Once you are done gallivanting around the island and you feel you have sufficient evidence to accuse someone of the various different cases that you accumulate, you are able to begin the trial.  The game will allow you to do this at any time and you are free to accuse any of the suspects of the crime.  If you have sufficient evidence, the judge will side with you and declare the accused guilty.  If you are not able to present sufficient evidence, he will likely find the scapegoat guilty, the demonically possessed Henry.  Although there are a few faults with the game leading up to it, the trial itself is electric.  There is a correct answer to the crimes and I’m not sure whether you can wrongly convict someone, but during the process of doing this your choices suddenly begin to feel important and like they matter.  All that work you had done previously to gather all this information suddenly begins to pay off, as you present the evidence and the pieces slot into place.  It makes you wish even more than the conversations previously had played out a little more like this, with choices actually making a difference.  Clearly, having such branching choices and avoiding locking someone out of actually solving the mystery is a hard thing to pull off, but that seems a worthwhile challenge to try and solve.

Personally, I went into the trial feeling like I had missed some important pieces and I didn’t have a clear view of exactly what happened.  As the trial went on, this did begin to all come together correctly, but I would have liked to have felt a little more confident in going to court before I did.  This could have been the nature of the game being reasonably open ended and I may well have missed some evidence that would have made things clearer, but I had cleared all of my notes, so I expect that is likely to be a common feeling.  By the end of the trial everything did feel connected, but it would have been nice to go in with more certainty over the truth.

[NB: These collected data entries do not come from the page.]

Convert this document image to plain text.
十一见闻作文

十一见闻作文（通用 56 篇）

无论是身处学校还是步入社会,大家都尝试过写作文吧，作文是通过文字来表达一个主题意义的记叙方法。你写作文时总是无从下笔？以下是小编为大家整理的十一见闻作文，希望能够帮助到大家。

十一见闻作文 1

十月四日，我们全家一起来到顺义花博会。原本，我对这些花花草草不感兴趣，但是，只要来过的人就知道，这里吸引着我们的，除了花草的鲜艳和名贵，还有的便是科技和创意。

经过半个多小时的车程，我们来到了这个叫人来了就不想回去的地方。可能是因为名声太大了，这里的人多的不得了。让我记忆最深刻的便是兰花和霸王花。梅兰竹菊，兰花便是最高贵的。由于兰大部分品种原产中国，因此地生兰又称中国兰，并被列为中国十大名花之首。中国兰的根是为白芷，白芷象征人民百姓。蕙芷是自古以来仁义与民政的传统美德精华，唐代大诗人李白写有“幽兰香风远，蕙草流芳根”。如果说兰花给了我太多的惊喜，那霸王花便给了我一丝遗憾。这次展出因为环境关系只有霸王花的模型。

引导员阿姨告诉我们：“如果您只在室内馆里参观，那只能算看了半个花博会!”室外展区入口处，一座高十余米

Besides that, the trial sequence makes everything really worth it.  The rest of the game certainly has faults, but it definitely did not out stay its welcome during the 12 or hours that it took me to complete.  This is mainly due to the central mystery being so excellently crafted that the other issues fall away to being less important.  I likely won’t remember trying to dash around identical apartment blocks trying to grab another blood crystal, I’ll instead remember the time hangout with Sam Day Break talking about is whisky blends or the time that I cracked through the second seal to see what I will find next as I delved deep into the Council’s penthouse.  I will remember convincing the Judge of a conspiracy that spread across multiple Syndicate members and bringing it down or maybe that time when I stumbled upon how the killer really reached the penthouse.  This is a debut game from Kaizen Games.  On the strength of it, I look forward to seeing what incredible worlds they go on to create.